Me faz mal - embora não falsa - minha mente, dividida nesse triângulo básico, mandando o reward e repetindo o ciclo a cada segundo anunciado como significativo. Tristeza, agradecimentos, e como remeter isso a ti. Essa coisa totalmente fora do meu controle de relacionar o mais irrelacionável. Como eu agiria, tu daria uma daquelas gargalhadas bonitinhas, cantaria um daqueles pagodes insuportáveis – que eu tanto gosto, e se eu começasse a sussurrar Caetano sairia a reclamar da minha voz desafinada. Eu pouco me importaria. Estaria hipnotizada pelo desenho da risada, o cheiro, o gosto que ela tinha em minha boca. Cantaria mais. E como ela posso pensar em diversos outros tiques, manias, rotinas, que nem sei se são lembranças escancaradas ou desejos desesperados. Mas existem, dentro de mim. Te olhar não é o mesmo que te lembrar e te inventar. Por isso me desespero ao perceber que de nada adianta minha liberdade física. Estou limitada às minhas memórias e criações intangíveis, presa a minha cama de saudades e meu corpo de criações. E sem conseguir me comunicar com ninguém. Sou paralítica do teu amor. E foi só então que percebi que não chorava pelos outros, ou pelas possibilidades que não irão acontecer. Eu vivo elas, e choro por nós.

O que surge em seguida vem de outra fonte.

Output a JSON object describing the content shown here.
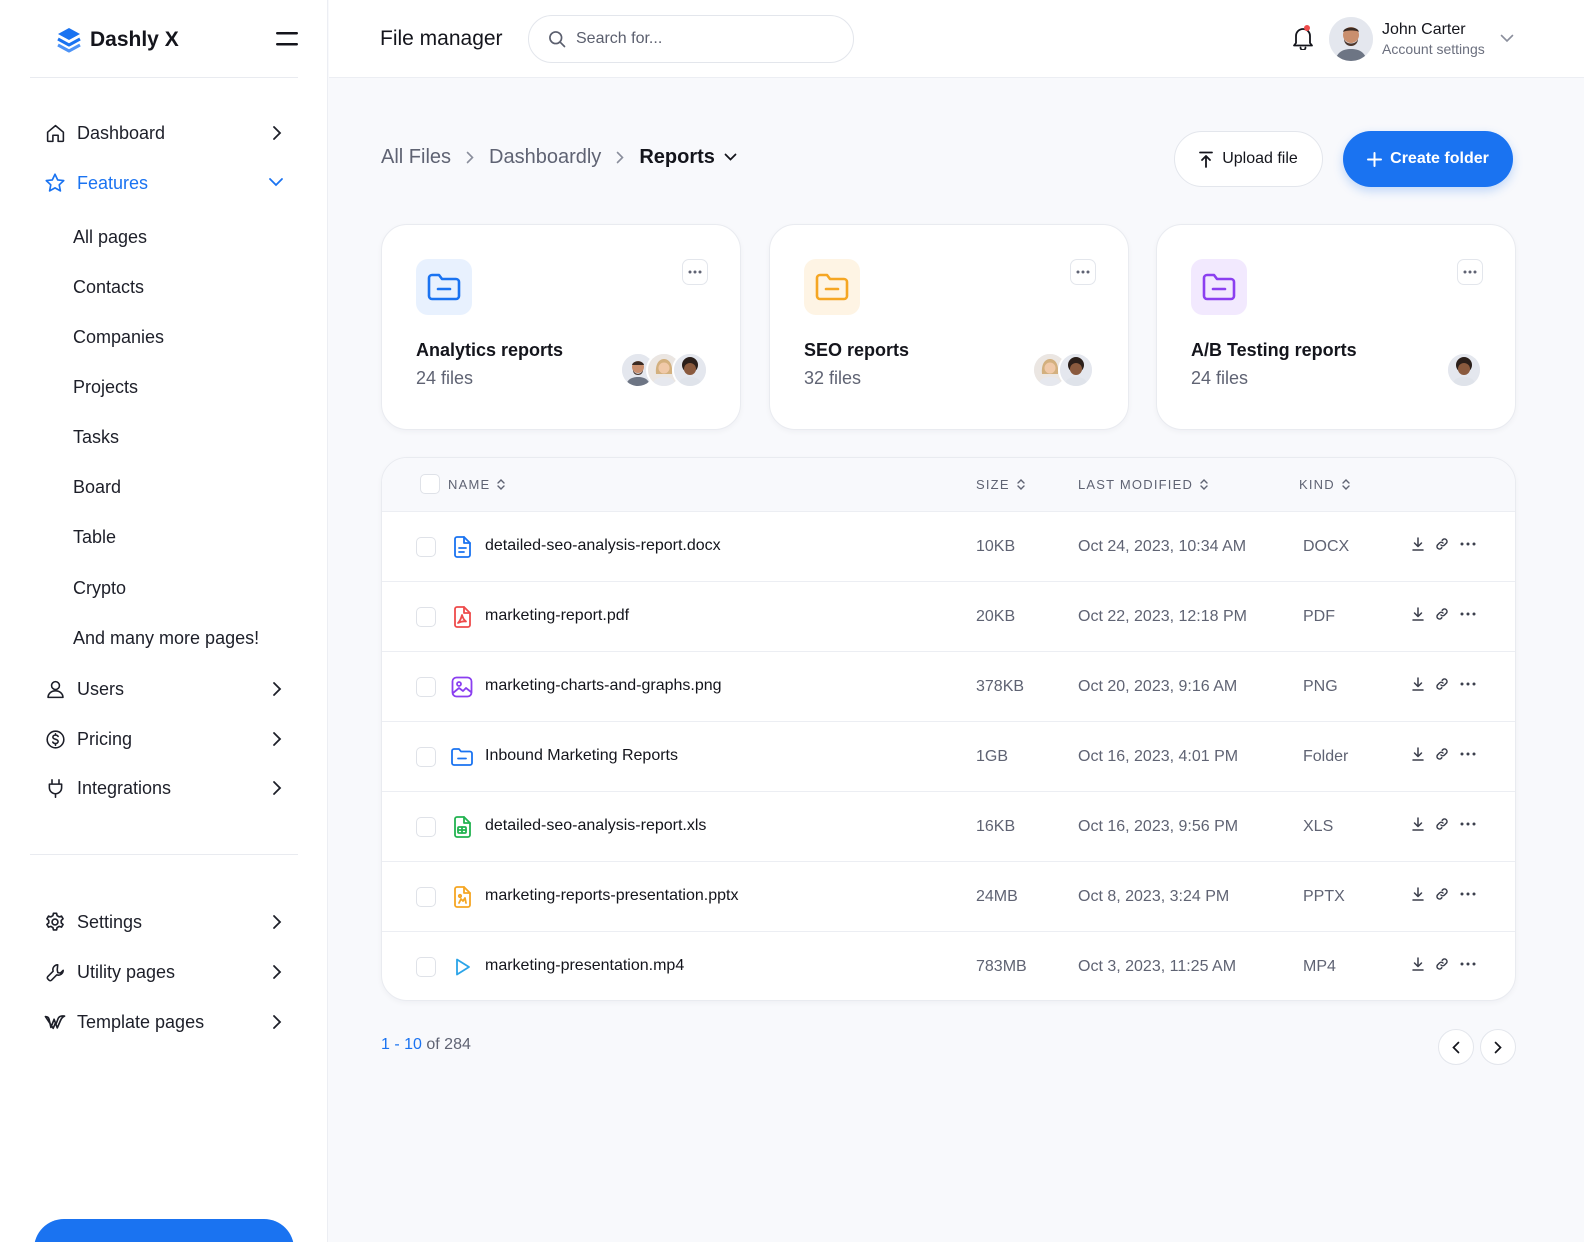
{
  "brand": {
    "name": "Dashly X",
    "accent": "#1a73f1"
  },
  "sidebar": {
    "items": [
      {
        "label": "Dashboard",
        "icon": "home-icon"
      },
      {
        "label": "Features",
        "icon": "star-icon",
        "active": true
      },
      {
        "label": "Users",
        "icon": "user-icon"
      },
      {
        "label": "Pricing",
        "icon": "dollar-icon"
      },
      {
        "label": "Integrations",
        "icon": "plug-icon"
      }
    ],
    "sub_items": [
      "All pages",
      "Contacts",
      "Companies",
      "Projects",
      "Tasks",
      "Board",
      "Table",
      "Crypto",
      "And many more pages!"
    ],
    "bottom_items": [
      {
        "label": "Settings",
        "icon": "gear-icon"
      },
      {
        "label": "Utility pages",
        "icon": "wrench-icon"
      },
      {
        "label": "Template pages",
        "icon": "webflow-icon"
      }
    ]
  },
  "header": {
    "title": "File manager",
    "search_placeholder": "Search for...",
    "user_name": "John Carter",
    "user_sub": "Account settings"
  },
  "breadcrumb": {
    "items": [
      "All Files",
      "Dashboardly"
    ],
    "current": "Reports"
  },
  "actions": {
    "upload": "Upload file",
    "create": "Create folder"
  },
  "folders": [
    {
      "title": "Analytics reports",
      "files": "24 files",
      "color": "#1a73f1",
      "bg": "#e8f1fe",
      "avatars": 3
    },
    {
      "title": "SEO reports",
      "files": "32 files",
      "color": "#f5a623",
      "bg": "#fef4e4",
      "avatars": 2
    },
    {
      "title": "A/B Testing reports",
      "files": "24 files",
      "color": "#8b3ff0",
      "bg": "#f2e9fe",
      "avatars": 1
    }
  ],
  "table": {
    "columns": {
      "name": "NAME",
      "size": "SIZE",
      "modified": "LAST MODIFIED",
      "kind": "KIND"
    },
    "rows": [
      {
        "name": "detailed-seo-analysis-report.docx",
        "size": "10KB",
        "modified": "Oct 24, 2023, 10:34 AM",
        "kind": "DOCX",
        "icon": "doc-icon",
        "color": "#1a73f1"
      },
      {
        "name": "marketing-report.pdf",
        "size": "20KB",
        "modified": "Oct 22, 2023, 12:18 PM",
        "kind": "PDF",
        "icon": "pdf-icon",
        "color": "#ee4b4b"
      },
      {
        "name": "marketing-charts-and-graphs.png",
        "size": "378KB",
        "modified": "Oct 20, 2023, 9:16 AM",
        "kind": "PNG",
        "icon": "image-icon",
        "color": "#8b3ff0"
      },
      {
        "name": "Inbound Marketing Reports",
        "size": "1GB",
        "modified": "Oct 16, 2023, 4:01 PM",
        "kind": "Folder",
        "icon": "folder-icon",
        "color": "#1a73f1"
      },
      {
        "name": "detailed-seo-analysis-report.xls",
        "size": "16KB",
        "modified": "Oct 16, 2023, 9:56 PM",
        "kind": "XLS",
        "icon": "spreadsheet-icon",
        "color": "#22b350"
      },
      {
        "name": "marketing-reports-presentation.pptx",
        "size": "24MB",
        "modified": "Oct 8, 2023, 3:24 PM",
        "kind": "PPTX",
        "icon": "presentation-icon",
        "color": "#f5a623"
      },
      {
        "name": "marketing-presentation.mp4",
        "size": "783MB",
        "modified": "Oct 3, 2023, 11:25 AM",
        "kind": "MP4",
        "icon": "play-icon",
        "color": "#2ba4e8"
      }
    ]
  },
  "pagination": {
    "range": "1 - 10",
    "of": "of 284"
  }
}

'Não muito confuso, assim confrontado com sua explícita incapacidade de lidar com. A palavra não vinha. Podia fazer mil coisas a seguir. Mas dentro de qualquer ação, dentes arreganhados, restaria aquela sua profunda incapacidade de lidar com. Você me ama pelo que me mata. E se apunhalo é porque é para você, para você que escrevo - e não entende nada.'

3 comentários:

P.Z. disse...

"Chorar por tudo que se perdeu, por tudo que apenas ameaçou e não chegou a ser, pelo que perdi de mim, pelo ontem morto, pelo hoje sujo, pelo amanhã que não existe, pelo muito que amei e não me amaram, pelo que tentei ser correto e não foram comigo. Meu coração sangra com uma dor que não consigo comunicar a ninguém, recuso todos os toques e ignoro todas tentativas de aproximação. Tenho vergonha de gritar que esta dor é só minha, de pedir que me deixem em paz e só com ela, como um cão com seu osso.
A única magia que existe é estarmos vivos e não entendermos nada disso. A única magia que existe é a nossa incompreensão."

disse...

hoje mesmo li esse trecho do caio no livro 'Você me ama pelo que me mata. E se apunhalo é porque é para você, para você que escrevo.'

(...)Porque somos todos burros, burros e cegos, cegos e fracos, de nem tentar entender o que procuramos. Nem ao menos sabemos o que é a busca, só nos move o instinto incessante de buscar.'

so deep. so beautiful.

Unknown disse...

cara, inefável sensação. esplendoroso.